Kamu emekçileri sendikalarının “TİS yapma”, “Grev yapma” bakımından yasal dayanaklarının olup olmadığı konusunda kamu emekçilerinin ve sendikalarının az çok mücadeleden yana olanların bir şüphesi yok. Ancak yıllardır, ne TİS yapılabiliyor ne de hükümeti kamu emekçilerinin taleplerine boyun eğmesi için greve (zaman zaman protesto amaçlı başvurulan grevler bir yana bırakılırsa) başvurulabiliyor. Çünkü layıkıyla bir TİS ancak grev hakkıyla desteklenirse yapılabilir. Layıkıyla bir TİS için grev yapacak kadar kararlılık, cesaret ve örgütlenme gerekir.
Aksi halde TİS hakkı, grev hakkı talebi sadece bir “laf” olarak kalır. Hele bu laf, eyleme geçmeden sıkça yinelenirse bu sefer sözleşme, grev mücadelesi de “yalama bir laf”a dönüşür. Kamu emekçileri ve sendikacıları şimdi böyle bir yolun başındadırlar: Kamu emekçileri ve sendikaları; ya hükümetin karşısına çıkıp; “Bizim TİS hakkımız var, TİS yapalım. Ayrıca grev hakkımızın resmen tanınmasını da istiyoruz” diyecekler. Ama bu “deme”nin gerektirdiği mücadeleyi göze alarak, taleplerinin ciddiyetsiz, hükümetin kendilerini oyalayacağı bir karşı silaha dönüştürmesine izin vermeyecek biçimde yapacak.  Başka bir söyleyişle kamu emekçisi sendikaları,  “Toplugörüşme yerine toplusözleşme” diyerek bu talebi açıkça grevle destekleyerek, TİS yapma hakkını bileğinin hakkıyla almayı göze alacaktır.
Elbette burada illa da emekçiler grev yaparak TİS hakkını kazanacak ya da grev hakkın hükümetçe yasalaştırılmasını sağlayacak da demiyoruz.

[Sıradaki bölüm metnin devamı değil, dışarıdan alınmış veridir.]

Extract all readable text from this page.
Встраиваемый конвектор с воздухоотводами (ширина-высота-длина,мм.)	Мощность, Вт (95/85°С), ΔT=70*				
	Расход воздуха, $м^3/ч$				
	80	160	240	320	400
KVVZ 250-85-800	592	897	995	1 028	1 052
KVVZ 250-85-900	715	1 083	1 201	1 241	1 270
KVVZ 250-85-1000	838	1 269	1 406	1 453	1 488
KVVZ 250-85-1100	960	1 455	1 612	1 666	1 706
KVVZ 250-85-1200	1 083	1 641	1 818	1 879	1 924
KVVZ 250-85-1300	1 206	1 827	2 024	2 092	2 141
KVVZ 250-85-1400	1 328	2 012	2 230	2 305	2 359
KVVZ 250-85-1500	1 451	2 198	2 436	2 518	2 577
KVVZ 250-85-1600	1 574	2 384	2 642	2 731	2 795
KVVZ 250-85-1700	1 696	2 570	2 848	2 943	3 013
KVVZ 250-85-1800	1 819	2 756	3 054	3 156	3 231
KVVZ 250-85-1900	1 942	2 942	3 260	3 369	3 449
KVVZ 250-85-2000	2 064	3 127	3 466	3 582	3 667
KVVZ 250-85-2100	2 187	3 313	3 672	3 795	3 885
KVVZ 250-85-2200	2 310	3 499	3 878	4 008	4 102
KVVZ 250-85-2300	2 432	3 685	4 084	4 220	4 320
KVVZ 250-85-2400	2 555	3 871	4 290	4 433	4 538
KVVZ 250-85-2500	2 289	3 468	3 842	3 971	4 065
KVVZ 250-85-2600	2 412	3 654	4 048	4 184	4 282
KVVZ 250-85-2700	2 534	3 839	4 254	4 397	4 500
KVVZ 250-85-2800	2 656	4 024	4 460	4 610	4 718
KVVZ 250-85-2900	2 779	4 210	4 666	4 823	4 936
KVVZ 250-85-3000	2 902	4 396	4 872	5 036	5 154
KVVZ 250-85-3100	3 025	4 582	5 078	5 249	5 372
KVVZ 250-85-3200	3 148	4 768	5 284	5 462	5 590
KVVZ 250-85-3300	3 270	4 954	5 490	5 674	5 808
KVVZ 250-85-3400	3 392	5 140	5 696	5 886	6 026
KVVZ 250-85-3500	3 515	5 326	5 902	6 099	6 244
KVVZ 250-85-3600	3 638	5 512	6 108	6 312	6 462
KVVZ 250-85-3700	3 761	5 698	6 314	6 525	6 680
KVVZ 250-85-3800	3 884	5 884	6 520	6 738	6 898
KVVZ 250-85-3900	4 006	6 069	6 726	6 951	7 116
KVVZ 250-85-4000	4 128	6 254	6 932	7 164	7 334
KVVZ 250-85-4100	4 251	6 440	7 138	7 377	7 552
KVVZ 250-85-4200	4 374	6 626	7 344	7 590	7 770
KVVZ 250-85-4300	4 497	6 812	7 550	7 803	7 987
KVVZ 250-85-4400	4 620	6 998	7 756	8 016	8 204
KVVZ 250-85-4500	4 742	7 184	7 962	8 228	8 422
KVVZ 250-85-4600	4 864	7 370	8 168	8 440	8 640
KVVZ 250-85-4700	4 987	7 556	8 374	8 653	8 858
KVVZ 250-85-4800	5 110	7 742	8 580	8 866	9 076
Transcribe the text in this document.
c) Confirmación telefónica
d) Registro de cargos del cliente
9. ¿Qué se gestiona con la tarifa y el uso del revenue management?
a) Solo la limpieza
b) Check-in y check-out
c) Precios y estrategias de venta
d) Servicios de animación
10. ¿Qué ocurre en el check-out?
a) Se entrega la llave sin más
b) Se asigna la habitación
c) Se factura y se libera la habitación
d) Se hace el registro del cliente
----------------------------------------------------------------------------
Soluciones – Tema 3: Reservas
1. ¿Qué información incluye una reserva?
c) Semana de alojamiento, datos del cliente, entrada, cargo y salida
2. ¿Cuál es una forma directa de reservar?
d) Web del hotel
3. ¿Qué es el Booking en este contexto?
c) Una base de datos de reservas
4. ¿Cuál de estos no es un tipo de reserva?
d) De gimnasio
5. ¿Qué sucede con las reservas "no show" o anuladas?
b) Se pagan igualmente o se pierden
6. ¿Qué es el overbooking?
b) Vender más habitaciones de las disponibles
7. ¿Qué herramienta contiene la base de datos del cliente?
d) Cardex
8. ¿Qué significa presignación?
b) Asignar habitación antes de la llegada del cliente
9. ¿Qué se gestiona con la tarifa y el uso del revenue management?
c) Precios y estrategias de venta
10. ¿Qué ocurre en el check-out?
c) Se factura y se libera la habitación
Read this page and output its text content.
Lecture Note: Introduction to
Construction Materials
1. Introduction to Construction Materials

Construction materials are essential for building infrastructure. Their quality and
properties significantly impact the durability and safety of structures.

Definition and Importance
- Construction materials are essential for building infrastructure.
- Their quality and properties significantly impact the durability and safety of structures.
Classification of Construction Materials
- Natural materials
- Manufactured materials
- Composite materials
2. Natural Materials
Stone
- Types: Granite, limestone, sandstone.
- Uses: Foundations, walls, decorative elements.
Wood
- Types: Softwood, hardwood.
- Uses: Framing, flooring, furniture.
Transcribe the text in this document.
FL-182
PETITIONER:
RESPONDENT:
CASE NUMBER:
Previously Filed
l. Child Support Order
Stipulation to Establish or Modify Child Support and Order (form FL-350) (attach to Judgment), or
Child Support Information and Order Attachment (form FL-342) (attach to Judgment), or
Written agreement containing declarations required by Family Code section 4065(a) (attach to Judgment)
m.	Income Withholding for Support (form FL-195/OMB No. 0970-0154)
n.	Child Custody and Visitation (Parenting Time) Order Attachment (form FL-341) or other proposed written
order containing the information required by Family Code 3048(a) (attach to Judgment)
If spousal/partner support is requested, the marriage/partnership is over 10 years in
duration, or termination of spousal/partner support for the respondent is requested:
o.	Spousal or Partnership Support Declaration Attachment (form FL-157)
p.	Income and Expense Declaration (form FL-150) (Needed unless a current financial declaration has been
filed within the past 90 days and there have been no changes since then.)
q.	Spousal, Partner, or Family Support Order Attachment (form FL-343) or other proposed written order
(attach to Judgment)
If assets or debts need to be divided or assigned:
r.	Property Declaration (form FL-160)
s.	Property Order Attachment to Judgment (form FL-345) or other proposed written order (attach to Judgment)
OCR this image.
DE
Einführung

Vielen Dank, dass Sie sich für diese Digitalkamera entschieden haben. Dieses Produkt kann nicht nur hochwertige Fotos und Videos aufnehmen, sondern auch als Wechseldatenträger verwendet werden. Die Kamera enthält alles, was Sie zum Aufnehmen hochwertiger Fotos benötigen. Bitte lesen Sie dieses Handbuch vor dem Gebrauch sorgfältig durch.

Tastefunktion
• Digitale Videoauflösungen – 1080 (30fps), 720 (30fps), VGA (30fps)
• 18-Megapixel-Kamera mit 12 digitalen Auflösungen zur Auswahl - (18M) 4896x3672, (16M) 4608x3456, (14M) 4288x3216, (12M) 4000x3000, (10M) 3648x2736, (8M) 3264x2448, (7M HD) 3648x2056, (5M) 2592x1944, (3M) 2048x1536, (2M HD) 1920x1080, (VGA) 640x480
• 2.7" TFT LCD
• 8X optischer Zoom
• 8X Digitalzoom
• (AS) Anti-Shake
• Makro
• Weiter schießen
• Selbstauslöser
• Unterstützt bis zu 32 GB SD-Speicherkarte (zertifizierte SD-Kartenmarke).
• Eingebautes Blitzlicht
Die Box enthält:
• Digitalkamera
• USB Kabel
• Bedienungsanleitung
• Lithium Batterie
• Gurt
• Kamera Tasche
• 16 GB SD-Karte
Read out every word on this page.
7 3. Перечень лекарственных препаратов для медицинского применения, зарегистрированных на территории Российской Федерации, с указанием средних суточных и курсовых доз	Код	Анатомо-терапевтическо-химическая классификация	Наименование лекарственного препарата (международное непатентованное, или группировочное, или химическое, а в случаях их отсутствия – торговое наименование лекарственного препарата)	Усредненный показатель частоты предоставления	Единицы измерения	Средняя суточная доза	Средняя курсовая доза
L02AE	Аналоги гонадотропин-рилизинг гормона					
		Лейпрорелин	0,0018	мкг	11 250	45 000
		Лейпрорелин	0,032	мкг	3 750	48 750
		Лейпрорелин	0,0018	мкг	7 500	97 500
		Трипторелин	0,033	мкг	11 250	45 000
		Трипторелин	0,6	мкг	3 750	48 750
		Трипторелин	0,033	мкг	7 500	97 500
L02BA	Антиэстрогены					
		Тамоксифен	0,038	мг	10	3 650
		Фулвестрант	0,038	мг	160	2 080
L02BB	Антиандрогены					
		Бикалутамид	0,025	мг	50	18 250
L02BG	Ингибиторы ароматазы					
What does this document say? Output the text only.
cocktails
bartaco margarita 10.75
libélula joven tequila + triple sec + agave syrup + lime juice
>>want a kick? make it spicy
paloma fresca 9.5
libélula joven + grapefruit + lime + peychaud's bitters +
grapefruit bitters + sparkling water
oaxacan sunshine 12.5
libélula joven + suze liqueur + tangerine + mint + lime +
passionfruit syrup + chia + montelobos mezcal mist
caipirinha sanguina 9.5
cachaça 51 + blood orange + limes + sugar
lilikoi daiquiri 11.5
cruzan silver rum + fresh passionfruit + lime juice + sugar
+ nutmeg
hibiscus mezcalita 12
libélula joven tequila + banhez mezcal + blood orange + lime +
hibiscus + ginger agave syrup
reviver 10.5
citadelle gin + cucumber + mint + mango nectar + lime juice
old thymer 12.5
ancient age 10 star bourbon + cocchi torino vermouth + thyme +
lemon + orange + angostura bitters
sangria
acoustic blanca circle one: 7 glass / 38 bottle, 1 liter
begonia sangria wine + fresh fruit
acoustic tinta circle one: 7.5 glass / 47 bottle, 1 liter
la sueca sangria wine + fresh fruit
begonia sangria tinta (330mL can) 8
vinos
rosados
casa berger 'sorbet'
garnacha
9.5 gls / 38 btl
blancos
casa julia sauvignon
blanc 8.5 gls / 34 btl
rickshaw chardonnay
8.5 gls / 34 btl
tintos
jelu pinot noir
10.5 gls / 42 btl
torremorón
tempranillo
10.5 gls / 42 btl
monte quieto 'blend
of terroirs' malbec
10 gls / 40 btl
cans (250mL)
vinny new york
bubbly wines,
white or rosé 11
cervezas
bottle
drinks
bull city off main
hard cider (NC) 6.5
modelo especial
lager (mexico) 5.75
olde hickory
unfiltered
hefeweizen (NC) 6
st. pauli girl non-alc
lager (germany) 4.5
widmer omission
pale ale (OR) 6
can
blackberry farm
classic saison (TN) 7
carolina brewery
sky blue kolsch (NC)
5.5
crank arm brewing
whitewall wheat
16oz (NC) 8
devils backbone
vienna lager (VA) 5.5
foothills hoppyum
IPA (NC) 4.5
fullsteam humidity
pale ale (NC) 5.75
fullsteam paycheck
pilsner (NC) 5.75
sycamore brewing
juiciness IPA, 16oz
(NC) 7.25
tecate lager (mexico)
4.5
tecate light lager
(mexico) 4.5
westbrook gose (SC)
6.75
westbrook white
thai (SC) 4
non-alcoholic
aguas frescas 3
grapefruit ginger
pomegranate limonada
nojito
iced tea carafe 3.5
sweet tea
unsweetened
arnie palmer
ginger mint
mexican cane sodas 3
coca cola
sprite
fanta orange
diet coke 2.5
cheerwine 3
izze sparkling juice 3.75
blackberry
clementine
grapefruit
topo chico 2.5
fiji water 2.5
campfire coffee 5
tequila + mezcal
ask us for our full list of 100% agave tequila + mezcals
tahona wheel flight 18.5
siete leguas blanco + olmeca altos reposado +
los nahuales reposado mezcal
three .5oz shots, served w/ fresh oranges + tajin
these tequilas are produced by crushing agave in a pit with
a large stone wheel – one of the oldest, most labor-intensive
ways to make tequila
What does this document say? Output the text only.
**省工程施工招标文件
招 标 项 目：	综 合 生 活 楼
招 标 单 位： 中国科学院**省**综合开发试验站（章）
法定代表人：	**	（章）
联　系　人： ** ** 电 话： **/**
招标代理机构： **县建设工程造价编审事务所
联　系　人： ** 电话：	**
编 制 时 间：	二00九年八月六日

Ama grev yapma (Greve kadar pek çok başka eylem biçimiyle de desteklenmiş bir mücadeledir burada kast edilen) karalığını göze almadan bu hakların elde edilemeyeceğini, en önemlisi de kamu emekçisi yığınları bakımından kullanılabilir bir hakka dönüşemeyeceğini söylüyoruz. Bu yüzdendir ki grev yapma cesaretini, kararlılığını gösteremeyen, grev yapacak düzeyde bir örgütlülüğü gerçekleştiremeyen sendikaların grev hakkı elde etmesi ya da doğru dürüst bir TİS yapması beklenemez.
Nitekim birçok işçi sendikasının grev hakkı da vardır; TİS görüşmesi de yapmaktadırlar. Ama pek çok örnekten biliyoruz ki, arkasına işçinin grevlere varan örgütlü gücünü koymadan ne TİS’leri TİS’e, ne de grevleri greve benzer!
İşte kamu emekçileri Anayasaya da geçmiş bir hak olarak ilk kez TİS görüşmelerine hazırlanmaktadırlar. Hükümet tarafı bu değişikliği yok sayan bir çizgidedir ve öyle ısrar edecektir. Ancak sendikalar cephesinde de görünürde; aralarında birleşmek ve hükümetin karşısına tek bir birlemiş güç olarak çıkmak için hiçbir girişim yoktur.
Sorulduğunda sendika merkezlerin sözcüleri, kitabın ortasından yanıtlar veriyorlar ama gerçek bu yanıtlardan çok daha katı ve gerçek bir mücadeleyi gerektiriyor.
Umalım ki; bu sefer, TİS görüşmelerinde, önceki yıllardaki gibi her kafadan ayrı bir sesin çıktığı, sendikaları kamuoyu karşısında bile küçük düşüren manzaralar yaşanmasın!